My noble friend Lord Sandhurst raised an unfortunate case in which consideration under the slip rule means that 28 days had elapsed. In general, the law officers and the Attorney-General’s Office endeavour to review any sentence referred to them, the only exception being those where there is insufficient time to do so; for example, if it is received late in the day, the statutory time limit runs out. In those cases where the slip rule applies, CPS guidance instructs prosecutors to apply for the sentence to be corrected under the slip rule quickly and within the 28-day period for the ULS scheme. This means that, if the application is unsuccessful, the Attorney-General is not time-barred from being able to make an application under the ULS scheme within the 28-day period.

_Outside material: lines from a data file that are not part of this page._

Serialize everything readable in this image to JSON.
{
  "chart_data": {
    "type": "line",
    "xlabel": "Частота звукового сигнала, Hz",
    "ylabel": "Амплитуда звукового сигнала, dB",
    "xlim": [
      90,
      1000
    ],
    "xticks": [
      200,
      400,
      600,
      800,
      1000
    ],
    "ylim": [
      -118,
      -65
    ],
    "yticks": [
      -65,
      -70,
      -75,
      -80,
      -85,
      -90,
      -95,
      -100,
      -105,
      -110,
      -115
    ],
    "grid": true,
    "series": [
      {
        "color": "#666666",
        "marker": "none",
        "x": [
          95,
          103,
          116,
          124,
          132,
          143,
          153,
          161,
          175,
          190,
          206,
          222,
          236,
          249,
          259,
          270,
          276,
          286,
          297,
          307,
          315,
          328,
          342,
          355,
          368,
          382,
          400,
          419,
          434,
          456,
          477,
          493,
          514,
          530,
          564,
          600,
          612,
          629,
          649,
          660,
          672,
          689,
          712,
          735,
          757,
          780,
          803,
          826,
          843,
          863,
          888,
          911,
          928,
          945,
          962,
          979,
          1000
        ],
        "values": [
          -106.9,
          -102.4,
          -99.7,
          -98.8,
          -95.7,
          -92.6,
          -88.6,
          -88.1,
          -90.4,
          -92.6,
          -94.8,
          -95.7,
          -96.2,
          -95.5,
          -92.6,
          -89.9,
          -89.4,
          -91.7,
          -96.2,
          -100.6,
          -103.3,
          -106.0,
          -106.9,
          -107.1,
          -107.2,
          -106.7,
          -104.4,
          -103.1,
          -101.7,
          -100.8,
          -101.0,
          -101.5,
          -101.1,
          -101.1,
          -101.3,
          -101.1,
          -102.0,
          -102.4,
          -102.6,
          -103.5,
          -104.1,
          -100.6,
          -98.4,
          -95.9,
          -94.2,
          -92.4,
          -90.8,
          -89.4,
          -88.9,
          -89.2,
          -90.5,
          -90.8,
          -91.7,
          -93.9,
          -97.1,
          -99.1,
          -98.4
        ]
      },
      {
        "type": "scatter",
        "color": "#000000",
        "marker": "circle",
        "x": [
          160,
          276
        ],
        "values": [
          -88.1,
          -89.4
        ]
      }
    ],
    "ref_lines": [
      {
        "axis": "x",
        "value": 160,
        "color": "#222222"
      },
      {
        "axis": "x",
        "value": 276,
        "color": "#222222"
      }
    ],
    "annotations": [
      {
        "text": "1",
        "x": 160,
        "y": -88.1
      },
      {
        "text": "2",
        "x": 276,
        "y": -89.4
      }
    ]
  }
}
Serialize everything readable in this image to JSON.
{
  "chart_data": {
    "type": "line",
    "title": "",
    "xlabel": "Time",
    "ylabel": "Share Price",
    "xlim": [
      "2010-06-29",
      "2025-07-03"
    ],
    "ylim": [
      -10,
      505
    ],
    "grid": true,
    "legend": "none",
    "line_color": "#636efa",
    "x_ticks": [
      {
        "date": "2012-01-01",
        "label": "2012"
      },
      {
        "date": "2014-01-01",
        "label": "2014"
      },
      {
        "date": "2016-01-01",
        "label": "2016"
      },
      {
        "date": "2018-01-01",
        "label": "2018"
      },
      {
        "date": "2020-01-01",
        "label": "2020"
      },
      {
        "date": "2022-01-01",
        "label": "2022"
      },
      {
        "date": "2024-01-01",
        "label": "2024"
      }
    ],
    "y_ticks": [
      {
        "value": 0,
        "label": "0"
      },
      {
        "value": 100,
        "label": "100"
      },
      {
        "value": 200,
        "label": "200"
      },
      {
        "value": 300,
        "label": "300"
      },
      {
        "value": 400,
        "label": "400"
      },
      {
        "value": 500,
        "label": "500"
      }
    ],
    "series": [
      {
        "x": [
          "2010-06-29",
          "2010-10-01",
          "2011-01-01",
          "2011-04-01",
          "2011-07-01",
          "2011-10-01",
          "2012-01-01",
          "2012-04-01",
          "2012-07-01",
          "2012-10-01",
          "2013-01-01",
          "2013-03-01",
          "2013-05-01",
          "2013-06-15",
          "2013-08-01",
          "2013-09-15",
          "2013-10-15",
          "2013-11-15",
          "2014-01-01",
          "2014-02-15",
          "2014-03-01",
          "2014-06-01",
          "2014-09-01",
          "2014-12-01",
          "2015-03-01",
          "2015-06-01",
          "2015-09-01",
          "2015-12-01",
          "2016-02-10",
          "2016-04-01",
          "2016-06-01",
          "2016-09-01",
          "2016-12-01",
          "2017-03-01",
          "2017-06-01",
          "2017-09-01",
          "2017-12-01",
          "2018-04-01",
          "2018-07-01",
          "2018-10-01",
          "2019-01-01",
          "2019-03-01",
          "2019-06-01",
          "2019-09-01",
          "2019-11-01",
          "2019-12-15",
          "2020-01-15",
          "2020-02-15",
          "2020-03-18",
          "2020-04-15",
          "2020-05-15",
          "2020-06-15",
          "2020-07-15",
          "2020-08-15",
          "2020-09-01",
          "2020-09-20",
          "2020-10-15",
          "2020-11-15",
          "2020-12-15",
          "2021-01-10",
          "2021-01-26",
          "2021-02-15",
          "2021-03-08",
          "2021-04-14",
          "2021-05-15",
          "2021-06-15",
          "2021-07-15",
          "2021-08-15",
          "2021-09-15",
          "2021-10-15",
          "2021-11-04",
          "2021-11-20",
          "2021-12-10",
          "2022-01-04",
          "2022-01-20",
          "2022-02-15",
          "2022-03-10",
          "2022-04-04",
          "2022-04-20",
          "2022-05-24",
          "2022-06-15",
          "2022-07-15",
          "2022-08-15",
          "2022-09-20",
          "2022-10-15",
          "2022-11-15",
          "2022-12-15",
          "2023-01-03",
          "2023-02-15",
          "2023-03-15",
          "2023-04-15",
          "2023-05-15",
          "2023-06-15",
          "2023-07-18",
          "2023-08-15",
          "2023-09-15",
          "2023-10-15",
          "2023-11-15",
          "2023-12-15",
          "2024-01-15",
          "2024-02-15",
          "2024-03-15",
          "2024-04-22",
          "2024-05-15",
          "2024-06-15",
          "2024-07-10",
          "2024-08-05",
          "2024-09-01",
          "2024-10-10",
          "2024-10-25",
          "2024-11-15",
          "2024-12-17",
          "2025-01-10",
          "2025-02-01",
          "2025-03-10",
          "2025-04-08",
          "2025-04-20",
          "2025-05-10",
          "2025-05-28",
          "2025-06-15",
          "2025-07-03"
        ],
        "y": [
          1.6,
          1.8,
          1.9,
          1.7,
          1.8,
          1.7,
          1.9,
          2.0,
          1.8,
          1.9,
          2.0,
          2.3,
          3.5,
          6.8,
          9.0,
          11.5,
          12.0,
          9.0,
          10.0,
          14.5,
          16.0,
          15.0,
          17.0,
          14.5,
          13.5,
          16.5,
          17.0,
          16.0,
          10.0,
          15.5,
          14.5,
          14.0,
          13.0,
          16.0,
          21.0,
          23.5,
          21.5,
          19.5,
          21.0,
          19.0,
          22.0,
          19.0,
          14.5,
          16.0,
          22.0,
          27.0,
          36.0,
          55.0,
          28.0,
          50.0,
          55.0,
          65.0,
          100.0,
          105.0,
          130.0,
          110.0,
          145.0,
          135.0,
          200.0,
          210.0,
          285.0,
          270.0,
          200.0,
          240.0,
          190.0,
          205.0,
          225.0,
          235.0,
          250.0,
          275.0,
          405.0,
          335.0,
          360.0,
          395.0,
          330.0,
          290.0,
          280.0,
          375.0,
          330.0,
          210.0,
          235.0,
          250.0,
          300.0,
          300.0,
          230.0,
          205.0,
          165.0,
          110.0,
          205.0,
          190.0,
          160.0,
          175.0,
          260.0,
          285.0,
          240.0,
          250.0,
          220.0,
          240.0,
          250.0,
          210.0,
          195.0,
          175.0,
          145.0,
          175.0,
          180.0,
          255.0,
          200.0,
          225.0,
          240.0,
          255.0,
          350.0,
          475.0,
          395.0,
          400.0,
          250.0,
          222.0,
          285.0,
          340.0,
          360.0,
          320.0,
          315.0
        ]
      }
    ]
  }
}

Where there seems to be broad consensus in this debate is on the need to do better on informing victims and their families about their rights under the scheme. This has been brought up by the noble Baronesses, Lady Brinton, Lady Hamwee and Lady Newlove. I am open to discussing further with noble Lords how best to ensure that victims are better informed of the scheme and its deadline, but I respectfully ask that my noble friend withdraw his amendment.
My Lords, would it be possible for the Minister to find out whether the police keep records of the notification of the witness unit and, if the records are kept, what the statistics reveal? This is really an argument about whether we have the right mechanism, rather than the principle. Obviously, the Minister cannot do that this evening, but if the Ministry of Justice or the Home Office could find out, that would alleviate the problem.
The noble and learned Lord makes a very sensible request, and I will do my best to write to him.